O facto explicar-se-ia por estarmos perante realidades culturais distintas e, em Portugal, a morte prematura de um grande desportista mundial ter menos relevo do que os acontecimentos futebolísticos do fim de semana.
Não custa admitir esta tese. Mas é uma tese intelectualmente preguiçosa. E cujo resultado imediato é desencadear uma reação crítica de muitos jornalistas. E alguma razão lhes assiste.
Em primeiro lugar, é justo reconhecer que a comunicação social desportiva e a generalista têm dedicado ao tema várias páginas de grande qualidade, reveladoras da importância dada ao assunto. Pelo que tudo se parece resumir à questão da capa, e é óbvio que esse não é um assunto menor.
As capas são porventura o aspeto mais sensível de uma edição. Elas pretendem chamar a atenção de potenciais leitores para adquirirem o jornal.
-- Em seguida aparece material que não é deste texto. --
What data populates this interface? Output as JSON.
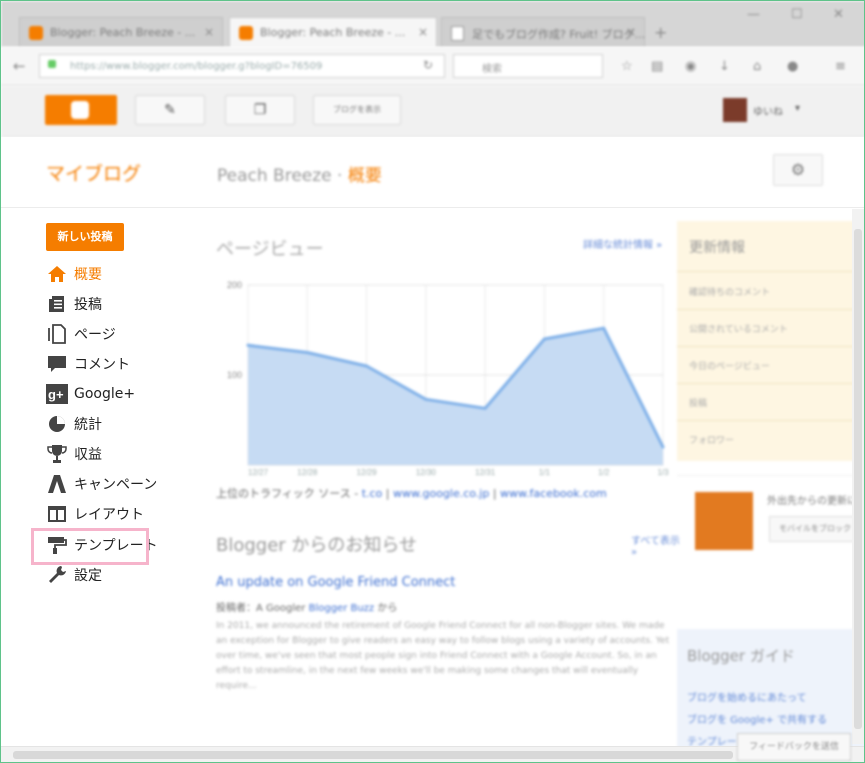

Os jornais são operações comerciais e as capas são construídas em função do que pode alavancar as respetivas vendas. E, para os editores responsáveis nos jornais desportivos, venderia mais uma imagem do futebol caseiro que a morte de uma estrela do desporto mundial.
O que nos podemos interrogar é qual a razão por que, noutras circunstâncias, como ainda recentemente ocorreu em pelo menos dois jornais, com a morte do Paulo Gonçalves, tal princípio foi ultrapassado em nome de valores humanos mais relevantes e agora o não foi.
Não sabemos como responder à questão. Sabemos que prevalece, no seio da generalidade dos órgãos de comunicação social especializada, uma cultura monotemática muito hegemonizada pelo futebol. Mas também não devemos ignorar que as redações não são espaços de unanimismo e muitos jornalistas, sobretudo ligados às modalidades, lutam para que os seus trabalhos tenham uma outra visibilidade. Umas vezes com êxito, outras não. Mas não reconhecer esse esforço é profundamente injusto.
É isto uma inevitabilidade? Mais do que lançar anátemas sobre os jornalistas, talvez seja de refletir sobre o contexto em que desenvolvem o seu trabalho, marcado pelas profundas alterações impostas pela digitalização, que aceleraram o aparecimento de modernas formas de consumo de informação, fundadas num novo modelo ainda incapaz de suportar o negócio.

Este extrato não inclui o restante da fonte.